Enough background. On with the install. There is a 100% chance your trailer/Fifth wheel is different. So, this is meant to be an example of how I did it with what I had to work with. Look over your own situation and give it plenty of thought. The most important ingredient is a positive attitude that you can come up with something.

This gives you an idea of how the mount works. As you’ll see, I have it set up to tilt towards the side (towards me in this case). I have a better chance to have room that way instead of behind me if I’m at a campground. I could rotate it on the mount to tilt in any direction if the need arose.

I had a receiver mount welded to the frame to hold the whole mess. That was the only outside help I needed. Thanks to Dan, KD7UEX, for his welding experience and time. Good friend and neighbor.

To tilt it over it’s as easy as loosening those finger knobs, lift it out of the slot and tilt it over.

On one image you’ll see velcro straps. I put those on for safety. One keeps the knobs from unscrewing down a rough road. The strap around the post and base of the antenna is to keep it vertical if all else fails.

The black mount is a 2″ flag mount for those people who run up and down the road with big flags on their trucks. (you might be a red neck if…)

I will point out that our trailer is raised so I had plenty of clearance. And, the design of this trailer has the wheels on the outside and not under the trailer. Like I said, each situation is different, so look at your rig and see what might work. I spent a lot of time looking around and scratching my head and letting a plan form. And reform as needed. Long term measuring twice and cutting once in my mind.
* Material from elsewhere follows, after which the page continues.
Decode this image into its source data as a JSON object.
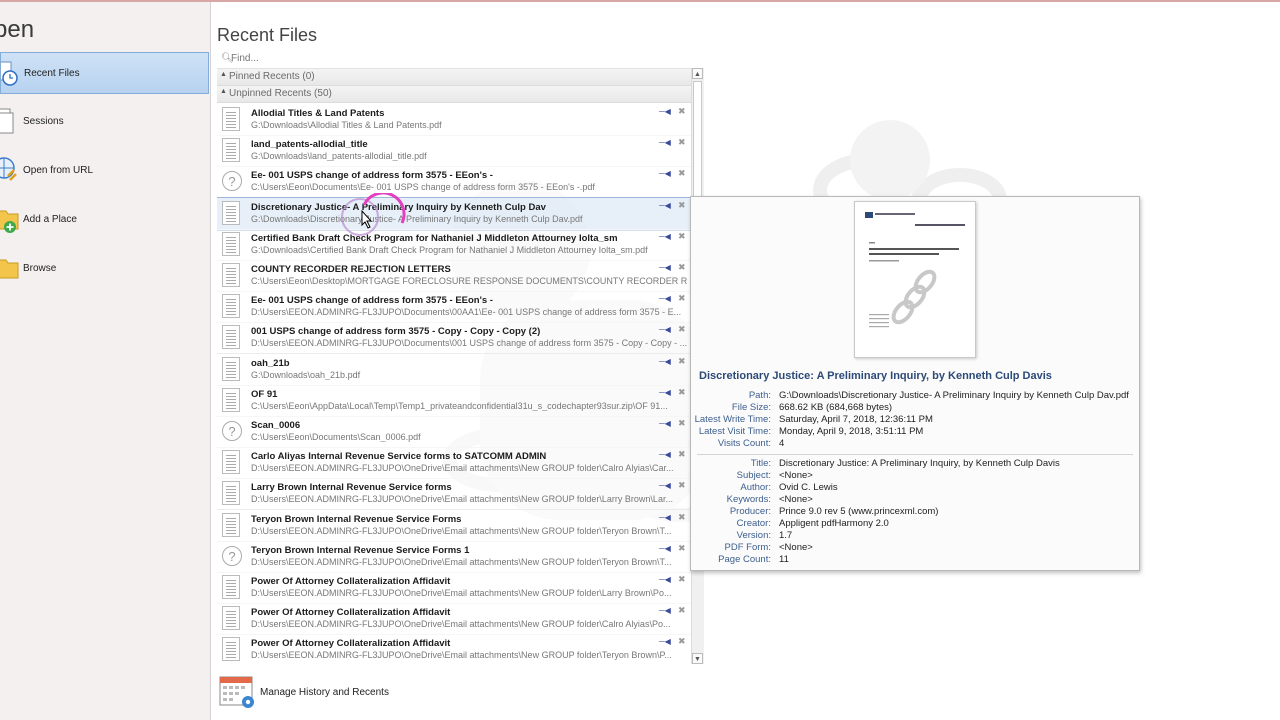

One side had no real obstructions along the side. And there are bolts hanging down that are used to hold the wall in place. It is all very solid. I found some 3.5″ clamps for hanging pipes from a ceiling and somehow the actual threads and size FIT THOSE BOLTS. So, I screwed five of them in place and done. That worked way better than I was even hoping. The pipe is 3″ inside diameter and I made it 14.5″ long. Of course that involved a joining ring and I put sewer caps on both ends for access to the antenna. So I can put it in from either end. The 80 meter coil is easy enough to just unscrew and stow in a compartment. Being only 70 years old I’m not nearly old enough to work 80 anyhow.

There is always an unavoidable curve in the pipe as these are not designed for aesthetics. In this case it was another pleasant surprise. The gradual curve actually gives the antenna a gentle snug fit. I was still considering what I might need to do to keep the antenna from rolling around in the tube. Well, problem solved.

Time will tell how well it travels. Hustler builds some rugged antennas. I’ve always found their mobile whips to out perform anything else I’ve tried. (screw driver, ham stick)

I have gone on two trips with it, before I had a nice storage system, and it was more of a hassle to break it down enough to fit in the trailer between stays. But well worth the signals I heard all over the band. It works very well.

The only thing that isn’t optimal is that I sit about five feet from the antenna while it is in operation. Being 70 I have had all of the kids I want, so that doesn’t bother me. (both are hams BTW). I tend to run either QRP or no more than 50 watts. And the fact that it is only when I’m out camping the exposure is not a regular thing by any means. Not as regular as I’d like. So, there is that.

I hope this has inspired a few of you and given you some ideas on how to step up your semi-mobile operations. Let me know what you think.